13 July 2018

Weather, World Cup and Weddings

Perhaps it is a consequence of the heatwave or of England’s early impressive showing in the football World Cup, but our stock market has really held up rather well this summer.


May failed to upset our equilibrium and, of course, other markets around the world have also been enjoying a strong recent performance. The rumblings of a trade war in the background have barely registered in investors’ thinking.

The slow march towards leaving the European Union has also seen its fair share of fireworks. The pound briefly saw buying interest as a soft Brexit seemed on the cards, only for the resignation of David Davis and Boris Johnson to bring back the sellers. Even with the support of the greater majority of the Cabinet, there is no guarantee that Prime Minister May’s plan will be accepted in Brussels.

But investors seem content to shrug aside these concerns. True, we are in the silly season so far as hard news is concerned. Parliament will shortly start its summer holidays and although the company reporting season for those concerns trading to a calendar year end will commence soon, it will only be the first half figures that will be announced which generally attract less attention than those of the full year.

Of more importance has been the publication of economic growth data from the Office of National Statistics that has introduced a departure from the previous quarterly update. The ONS will in future publish monthly and provide a rolling three months figure that it believes will allow a better judgment to be made on our economic progress. The figures for May showed a 0.3% rise in GDP, helped apparently by better weather and the Royal Wedding.

The three months to the end of May was slightly less positive – a rise of just 0.2% - but in March our weather was still iffy. Indeed, the poor winter undoubtedly held back the economy, just as the current long hot summer is providing something of a boost. Overall the picture was mixed, with manufacturing and construction lagging the service sector, though retailing clearly benefitted from both the wedding and the weather.
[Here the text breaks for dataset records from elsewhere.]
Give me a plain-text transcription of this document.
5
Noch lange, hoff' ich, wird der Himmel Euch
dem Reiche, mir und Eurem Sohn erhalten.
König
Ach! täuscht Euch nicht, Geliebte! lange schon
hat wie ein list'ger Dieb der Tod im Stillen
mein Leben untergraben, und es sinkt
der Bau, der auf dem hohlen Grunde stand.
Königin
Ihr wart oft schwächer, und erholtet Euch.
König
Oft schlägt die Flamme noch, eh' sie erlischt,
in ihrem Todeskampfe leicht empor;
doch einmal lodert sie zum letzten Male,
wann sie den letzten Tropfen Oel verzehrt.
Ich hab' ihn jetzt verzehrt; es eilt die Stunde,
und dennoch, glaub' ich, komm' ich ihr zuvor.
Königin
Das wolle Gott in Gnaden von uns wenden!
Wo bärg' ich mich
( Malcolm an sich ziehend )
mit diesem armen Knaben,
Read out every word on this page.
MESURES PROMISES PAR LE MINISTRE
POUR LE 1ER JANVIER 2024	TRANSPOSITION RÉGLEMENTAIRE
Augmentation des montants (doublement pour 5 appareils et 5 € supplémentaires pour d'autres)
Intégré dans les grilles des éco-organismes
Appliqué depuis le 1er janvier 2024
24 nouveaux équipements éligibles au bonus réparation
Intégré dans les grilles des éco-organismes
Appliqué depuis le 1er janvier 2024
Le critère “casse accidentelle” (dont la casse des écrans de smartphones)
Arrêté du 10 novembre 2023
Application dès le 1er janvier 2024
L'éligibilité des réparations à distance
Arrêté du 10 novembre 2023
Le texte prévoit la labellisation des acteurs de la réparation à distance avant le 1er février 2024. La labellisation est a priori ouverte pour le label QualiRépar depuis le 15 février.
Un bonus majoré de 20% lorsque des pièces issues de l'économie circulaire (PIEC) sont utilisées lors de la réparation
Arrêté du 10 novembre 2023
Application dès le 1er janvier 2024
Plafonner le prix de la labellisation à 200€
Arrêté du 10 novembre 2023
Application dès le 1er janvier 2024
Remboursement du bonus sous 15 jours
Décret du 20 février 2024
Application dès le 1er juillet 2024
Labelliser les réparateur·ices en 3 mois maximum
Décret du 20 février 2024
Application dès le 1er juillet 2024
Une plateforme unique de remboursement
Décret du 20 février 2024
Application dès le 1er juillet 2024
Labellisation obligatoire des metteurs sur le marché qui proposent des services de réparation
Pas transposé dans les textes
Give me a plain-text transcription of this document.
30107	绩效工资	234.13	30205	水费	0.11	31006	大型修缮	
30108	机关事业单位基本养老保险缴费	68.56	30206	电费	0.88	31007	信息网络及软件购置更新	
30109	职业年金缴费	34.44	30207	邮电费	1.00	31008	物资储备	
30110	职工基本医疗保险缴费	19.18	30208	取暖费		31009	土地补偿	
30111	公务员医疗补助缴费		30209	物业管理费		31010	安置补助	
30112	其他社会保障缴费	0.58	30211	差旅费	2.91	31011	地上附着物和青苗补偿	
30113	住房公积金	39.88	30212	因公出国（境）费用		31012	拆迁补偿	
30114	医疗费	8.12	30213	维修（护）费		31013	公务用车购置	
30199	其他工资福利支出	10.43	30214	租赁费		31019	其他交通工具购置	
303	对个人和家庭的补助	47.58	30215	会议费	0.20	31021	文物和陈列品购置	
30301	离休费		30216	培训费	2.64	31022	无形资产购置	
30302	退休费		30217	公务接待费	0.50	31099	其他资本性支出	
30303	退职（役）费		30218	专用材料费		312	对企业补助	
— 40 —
Come the autumn and investors are likely to be giving more thought to what life might be like post our departure from the EU. In the meantime, the prudent course of action seems to be to enjoy the better weather and just reflect that Gareth Southgate’s boys did better than most expected. It is sad that we do not find ourselves in the final, but in the absence of another Royal Wedding, perhaps our achievements in the World Cup did provide a modest boost to the economy, if only in the sale of waistcoats.